La mise en scène de sa décapitation ressemble à celles des deux journalistes américains enlevés en Syrie James Foley et Steven Sotloff et de l'humanitaire britannique David Haines par des membres de l'EI, diffusées ces dernières semaines.
A la tribune de l'ONU, le roi Abdallah II de Jordanie a lui aussi appelé à mener une "stratégie collective" pour venir à bout de "ces terroristes et criminels qui visent la Syrie, l'Irak et d'autres pays".
La Jordanie fait partie de la coalition mobilisée par Washington contre l'EI et elle a pris part, selon des responsables américains, aux raids aériens en Syrie contre des positions de l'organisation mardi et mercredi.
Le gouvernement néerlandais a annoncé qu'il mettrait six avions de combats F-16 et un maximum de 250 militaires à disposition de la coalition internationale.
Le président turc Recep Tayyip Erdogan a pour sa part déclaré qu'Ankara pourrait fournir un soutien militaire ou logistique à l'opération.
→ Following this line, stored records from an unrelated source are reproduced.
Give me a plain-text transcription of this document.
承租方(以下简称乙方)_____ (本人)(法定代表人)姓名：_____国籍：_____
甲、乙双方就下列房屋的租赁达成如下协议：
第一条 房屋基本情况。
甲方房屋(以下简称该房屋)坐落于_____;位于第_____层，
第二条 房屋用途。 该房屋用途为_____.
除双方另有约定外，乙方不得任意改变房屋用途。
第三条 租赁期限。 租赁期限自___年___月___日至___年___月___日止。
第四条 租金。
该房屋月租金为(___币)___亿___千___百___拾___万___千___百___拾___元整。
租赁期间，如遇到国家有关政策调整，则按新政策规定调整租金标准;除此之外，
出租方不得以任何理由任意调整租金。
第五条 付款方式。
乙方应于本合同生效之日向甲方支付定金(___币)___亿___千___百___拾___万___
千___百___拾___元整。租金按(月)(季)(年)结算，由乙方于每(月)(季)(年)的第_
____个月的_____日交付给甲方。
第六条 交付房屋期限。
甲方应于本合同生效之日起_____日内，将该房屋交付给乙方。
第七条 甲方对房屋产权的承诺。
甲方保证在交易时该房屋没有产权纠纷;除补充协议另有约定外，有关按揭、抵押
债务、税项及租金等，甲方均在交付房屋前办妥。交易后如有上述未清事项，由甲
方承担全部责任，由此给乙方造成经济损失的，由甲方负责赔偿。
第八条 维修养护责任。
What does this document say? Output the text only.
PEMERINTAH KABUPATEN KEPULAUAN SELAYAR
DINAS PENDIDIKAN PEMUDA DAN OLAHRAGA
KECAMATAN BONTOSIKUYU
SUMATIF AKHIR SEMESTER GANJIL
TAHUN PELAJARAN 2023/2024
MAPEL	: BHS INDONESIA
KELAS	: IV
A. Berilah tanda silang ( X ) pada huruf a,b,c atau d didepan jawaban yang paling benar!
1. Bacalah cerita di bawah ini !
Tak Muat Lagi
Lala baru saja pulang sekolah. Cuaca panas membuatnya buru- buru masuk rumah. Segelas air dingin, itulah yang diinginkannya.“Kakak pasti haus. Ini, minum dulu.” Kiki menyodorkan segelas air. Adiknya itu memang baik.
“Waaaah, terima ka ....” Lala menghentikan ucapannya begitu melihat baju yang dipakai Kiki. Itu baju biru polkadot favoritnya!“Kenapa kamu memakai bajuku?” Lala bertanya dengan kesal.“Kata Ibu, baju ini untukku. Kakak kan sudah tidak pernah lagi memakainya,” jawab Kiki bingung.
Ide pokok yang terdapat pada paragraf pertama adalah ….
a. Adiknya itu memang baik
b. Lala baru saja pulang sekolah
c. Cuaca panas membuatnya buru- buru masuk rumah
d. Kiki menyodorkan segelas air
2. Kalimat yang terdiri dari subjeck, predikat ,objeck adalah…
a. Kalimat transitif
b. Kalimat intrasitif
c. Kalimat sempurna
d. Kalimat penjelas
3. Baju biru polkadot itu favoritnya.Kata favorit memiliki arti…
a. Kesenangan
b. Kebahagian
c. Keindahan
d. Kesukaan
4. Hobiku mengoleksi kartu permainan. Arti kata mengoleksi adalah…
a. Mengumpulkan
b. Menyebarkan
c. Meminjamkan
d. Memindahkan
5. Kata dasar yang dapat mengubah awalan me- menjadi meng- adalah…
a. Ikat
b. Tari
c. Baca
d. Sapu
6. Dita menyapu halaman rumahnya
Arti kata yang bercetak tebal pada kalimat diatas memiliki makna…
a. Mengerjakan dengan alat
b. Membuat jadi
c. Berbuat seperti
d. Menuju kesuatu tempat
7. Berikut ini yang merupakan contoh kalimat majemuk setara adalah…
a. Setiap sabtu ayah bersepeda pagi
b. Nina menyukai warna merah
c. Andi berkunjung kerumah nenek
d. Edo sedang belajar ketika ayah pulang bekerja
Le rôle de l'Iran en question

Le Premier ministre britannique David Cameron a annoncé avoir obtenu le rappel du parlement vendredi afin de débattre de la demande d'aide irakienne de frappes aériennes contre les jihadistes.
Après sa rencontre avec le président iranien Hassan Rohani, David Cameron a déclaré à la tribune de l'ONU que "les dirigeants iraniens pourraient aider à vaincre la menace" de l'EI.
"Il faut donner à l'Iran l'occasion de montrer qu'il peut contribuer à une solution" en Syrie, a-t-il encore estimé.
Toutefois, Hassan Rohani a affiché peu avant son scepticisme sur l'objectif des frappes américaines et arabes en Syrie, dans une interview à la chaîne de télévision américaine PBS.
"Nous ne comprenons pas bien ce qu'ils [les Américains, NDLR] cherchent, s'ils sont sous pression de leur opinion publique et veulent faire un show, ou s'ils ont un réel objectif pour la région", a déclaré le président iranien, dont le pays soutient indéfectiblement le régime du président syrien Bachar al-Assad.
"Mais ce que je peux vous dire sans équivoque, c'est qu'aucun groupe terroriste ne peut être éradiqué et détruit par des bombardements aériens seulement", a-t-il ajouté.
15.000 combattants étrangers en Irak et en Syrie

Lors d'une réunion au sommet présidée - fait rare - par Barack Obama, le Conseil de sécurité de l'ONU a adopté à l'unanimité une résolution imposant aux Etats, sous peine de sanctions, d'empêcher leurs citoyens de s'enrôler dans des organisations extrémistes comme l'Etat islamique.
Le texte stipule que tous les Etats membres doivent s'assurer que "leurs lois et règles nationales instaurent de lourdes sanctions pénales" à l'encontre des jihadistes étrangers et des responsables de leur recrutement et de leur financement.
A l'ouverture des débats, Barack Obama a souligné que, selon les services de renseignement, plus de 15.000 combattants étrangers venus de plus de 80 pays avaient rejoint ces dernières années les organisations extrémistes en Irak et en Syrie.
Plusieurs pays européens, dont la France et le Royaume-Uni, ont déjà pris ou annoncé des mesures dans ce domaine. Ils craignent de voir les jihadistes, une fois aguerris, revenir sur leur territoire pour organiser des attentats.